The inventor of instant noodles, Momofuku Ando, had dreamed of developing ramen noodles that people could eat anywhere conveniently. The founder of Nissin Foods, he encountered a cultural and culinary roadblock when he traveled to the United States in 1966 to introduce supermarket buyers to his Chicken Ramen, the world’s first instant noodles. As Haruka Aoki from the Corporate Communications Division at Nissin Foods Holdings explains: “At the time, Americans did not possess chopsticks or the right bowls for preparing instant noodles.”

Ando watched as the supermarket buyers—lacking the proper bowls and utensils—broke the noodles apart and placed them inside paper cups, poured hot water on top and then ate the noodles with forks. He realized that the key to making instant noodles a global dish was to adapt them to food cultures around the world.

After returning to Japan, Ando started developing a new instant noodle product stored in a heat-resistant container to allow consumers to hold the container in one hand while eating the noodles. He tested close to forty different prototypes before arriving at the ideal-sized cup.

Putting the noodles upright inside the cup also turned out to be problematic: they would tilt or flip over, and not settle properly. So Ando seized upon the concept of “reverse thinking.” Instead of depositing the noodles inside the cup during the production process, the noodles would be laid upside down, the cups would be placed over them, and be turned over later. His idea worked, and his factory went into mass production.

In 1971, Nissin’s Cup Noodles—the world’s first cup-type instant noodles—launched in Japan. The benefits of this unique product were not fully understood at first, and many stores would not place Cup Noodles on their shelves. But when sold in vending machines that also dispense hot water, the product became a big hit. Two years after achieving success in Japan, Cup Noodles crossed the Pacific and the product was marketed in the U.S.

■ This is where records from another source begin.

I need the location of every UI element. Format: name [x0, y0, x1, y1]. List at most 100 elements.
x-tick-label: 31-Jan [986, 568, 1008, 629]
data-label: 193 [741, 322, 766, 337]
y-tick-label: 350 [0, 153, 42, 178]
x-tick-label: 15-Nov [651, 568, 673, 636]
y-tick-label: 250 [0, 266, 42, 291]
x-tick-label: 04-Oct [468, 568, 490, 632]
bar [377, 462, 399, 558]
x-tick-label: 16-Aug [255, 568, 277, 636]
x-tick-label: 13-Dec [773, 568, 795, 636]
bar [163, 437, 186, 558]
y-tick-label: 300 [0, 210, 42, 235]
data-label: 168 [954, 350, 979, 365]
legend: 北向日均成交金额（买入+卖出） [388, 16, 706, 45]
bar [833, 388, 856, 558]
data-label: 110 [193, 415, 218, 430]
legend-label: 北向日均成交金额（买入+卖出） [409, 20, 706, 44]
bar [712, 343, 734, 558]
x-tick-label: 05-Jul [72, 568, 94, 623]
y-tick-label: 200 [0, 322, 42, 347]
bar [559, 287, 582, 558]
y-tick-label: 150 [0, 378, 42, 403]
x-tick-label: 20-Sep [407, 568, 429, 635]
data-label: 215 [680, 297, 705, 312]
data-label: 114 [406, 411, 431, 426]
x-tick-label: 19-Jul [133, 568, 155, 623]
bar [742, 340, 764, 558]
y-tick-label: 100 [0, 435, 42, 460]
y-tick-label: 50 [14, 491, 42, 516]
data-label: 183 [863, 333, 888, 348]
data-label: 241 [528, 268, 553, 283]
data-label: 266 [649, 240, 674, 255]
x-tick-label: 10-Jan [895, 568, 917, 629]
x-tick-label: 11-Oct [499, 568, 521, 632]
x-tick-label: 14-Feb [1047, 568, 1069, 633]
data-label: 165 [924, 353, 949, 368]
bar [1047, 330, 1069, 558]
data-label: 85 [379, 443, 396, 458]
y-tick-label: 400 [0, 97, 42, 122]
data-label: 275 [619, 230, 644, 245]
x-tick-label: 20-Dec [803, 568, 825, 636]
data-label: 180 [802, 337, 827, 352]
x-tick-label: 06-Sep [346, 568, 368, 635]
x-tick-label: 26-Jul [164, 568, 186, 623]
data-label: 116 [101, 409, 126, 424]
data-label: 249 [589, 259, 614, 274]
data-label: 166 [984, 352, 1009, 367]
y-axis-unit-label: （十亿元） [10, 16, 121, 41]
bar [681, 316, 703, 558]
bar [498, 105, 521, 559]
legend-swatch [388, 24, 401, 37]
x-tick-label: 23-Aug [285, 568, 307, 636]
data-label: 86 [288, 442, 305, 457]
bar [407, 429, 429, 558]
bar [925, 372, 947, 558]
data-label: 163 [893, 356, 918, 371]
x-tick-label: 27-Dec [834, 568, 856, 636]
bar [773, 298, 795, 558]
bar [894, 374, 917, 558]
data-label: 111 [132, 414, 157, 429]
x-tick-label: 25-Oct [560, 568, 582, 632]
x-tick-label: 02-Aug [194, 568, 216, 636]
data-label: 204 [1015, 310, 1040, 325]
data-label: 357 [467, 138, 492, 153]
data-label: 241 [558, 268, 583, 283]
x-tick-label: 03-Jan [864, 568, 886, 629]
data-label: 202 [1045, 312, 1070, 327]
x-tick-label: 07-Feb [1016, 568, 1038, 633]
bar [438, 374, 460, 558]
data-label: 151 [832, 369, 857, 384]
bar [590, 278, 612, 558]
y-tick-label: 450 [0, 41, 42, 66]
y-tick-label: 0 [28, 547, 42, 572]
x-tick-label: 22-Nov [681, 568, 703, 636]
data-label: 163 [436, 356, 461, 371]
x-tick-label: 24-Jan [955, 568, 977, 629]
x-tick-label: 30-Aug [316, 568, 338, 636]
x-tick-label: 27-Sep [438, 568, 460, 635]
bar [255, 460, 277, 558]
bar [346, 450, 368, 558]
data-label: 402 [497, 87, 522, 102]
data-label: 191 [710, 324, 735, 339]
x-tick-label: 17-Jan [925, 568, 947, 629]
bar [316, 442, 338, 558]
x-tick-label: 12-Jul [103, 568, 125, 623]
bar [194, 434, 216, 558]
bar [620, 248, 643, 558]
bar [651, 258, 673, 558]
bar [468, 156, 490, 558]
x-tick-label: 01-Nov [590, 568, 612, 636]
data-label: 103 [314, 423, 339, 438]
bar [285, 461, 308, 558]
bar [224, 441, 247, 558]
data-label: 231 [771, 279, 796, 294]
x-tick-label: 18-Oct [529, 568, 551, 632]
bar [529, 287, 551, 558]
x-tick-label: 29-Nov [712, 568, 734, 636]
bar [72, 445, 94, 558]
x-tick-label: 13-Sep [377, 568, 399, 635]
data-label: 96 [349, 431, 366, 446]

In 2017, approximately 21.2 billion servings of cup-type instant noodles were sold around the world. Although the tally was less than the 78.9 billion units of bag-type instant noodles purchased, cup-type instant noodles now hold over half of the instant noodle market in countries such as Japan, Mexico, Chile, Costa Rica, Guatemala, Germany and Spain.

Cup-type instant noodles often reflect the respective dining cultures of the countries where they are marketed, both in local tastes and ingredients and even the texture and length of the noodles. Even the size of the cups varies. “In the Philippines it’s customary to eat smaller amounts much more frequently, so it have been popular for smaller cups in that market,” explains Daisuke Okabayashi, the manager of the Corporate Communications Division at Nissin Foods Holdings.

As times and tastes change, cup-type instant noodles continue to evolve. Ever since the mid-1990s, as interest in healthier eating habits began to rise, the product has gone through gradual improvements. Consumers can now choose from a variety of options, including products featuring nonfried noodles, dietary fiber, low sodium, lower calories and larger servings of vegetables. There is no doubt that cup-type instant noodles will continue to change to suit consumer tastes.